By the end of 2013, the regulations required to implement Obamacare already ran to more than 10,000 small-print pages. Think about that. Is it plausible—is it even possible—that somewhere in the bowels of the federal bureaucracy there exists an oracle who understands how those 2,800 pages of legislation and 10,000+ pages of regulations work together to protect patients and make healthcare more affordable? Of course not. Even before the first regulation was promulgated, the length and complexity of the ACA was such that no one really understood how it would work in practice. Practically from day one the Obama Administration found itself issuing waivers, making exceptions and reinterpreting legislative language in a desperate attempt to keep the whole thing from collapsing under the weight of its own complications. Policy wonks tend to be contemptuous of the Law of Unintended Consequences. But their very desire to nail everything down, to cover all the bases, to address every possible situation, drives them to pile complications upon elaborations upon contingencies. And it is in this tangled labyrinth of wonkiness that the Law of Unintended Consequences does it most destructive work.

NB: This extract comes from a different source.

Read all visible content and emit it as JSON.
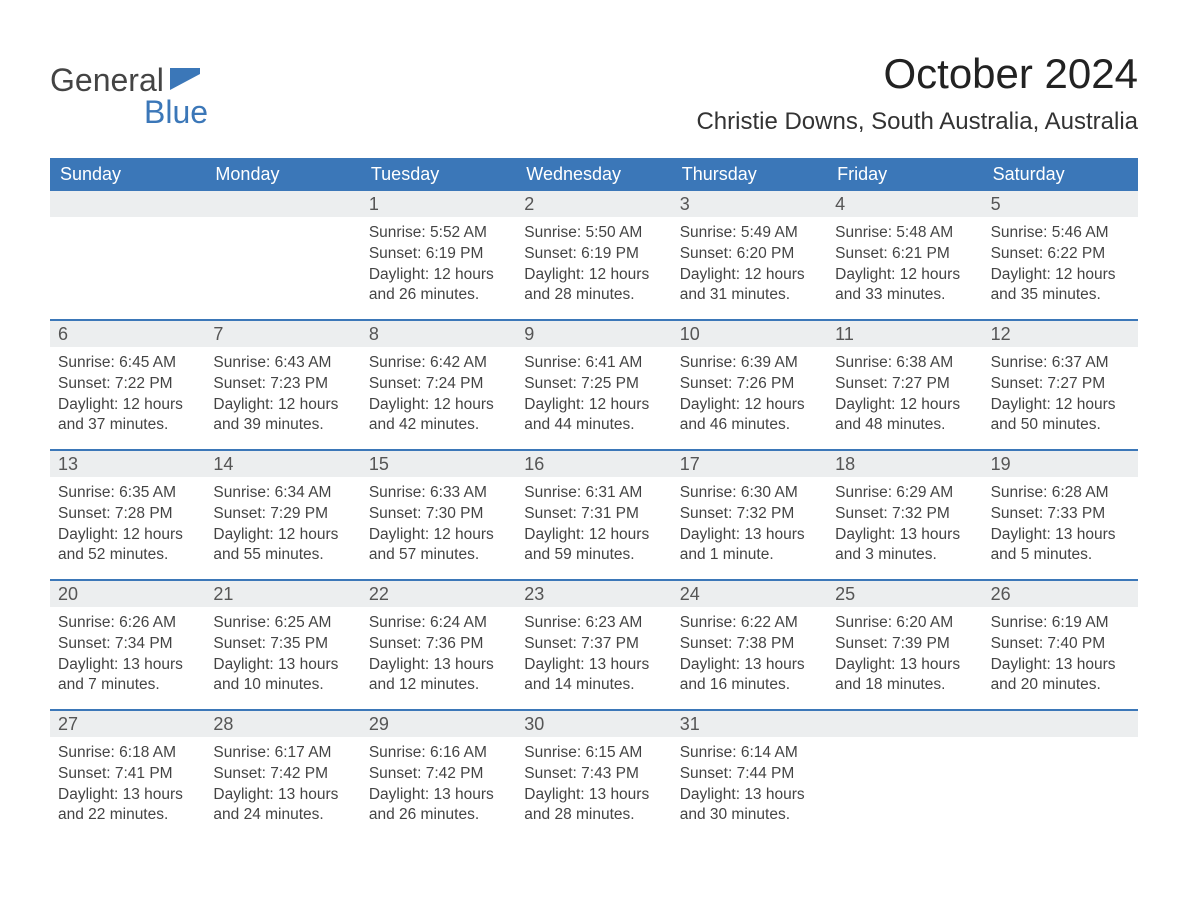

In 2009, uberwonk Ezra Klein, then with the Washington Postopined that it was “silly” for members of Congress to read the ACA before passing it. They could never understand it, he sniffed, and neither could the public. The implication was, of course, that Ezra Klein, with his deep understanding of the legislative process and deep-dyed wonkiness did understand it. Therefore America: Don’t worry! Be happy!

But of course we can see now that Ezra Klein and his tribe no more understand Obamacare than they do particle physics. Neither do I. And neither do you. We’ll all just have to live with Obamacare to find out how it works—or doesn’t work. Now I ask you, is this any way to reform American healthcare?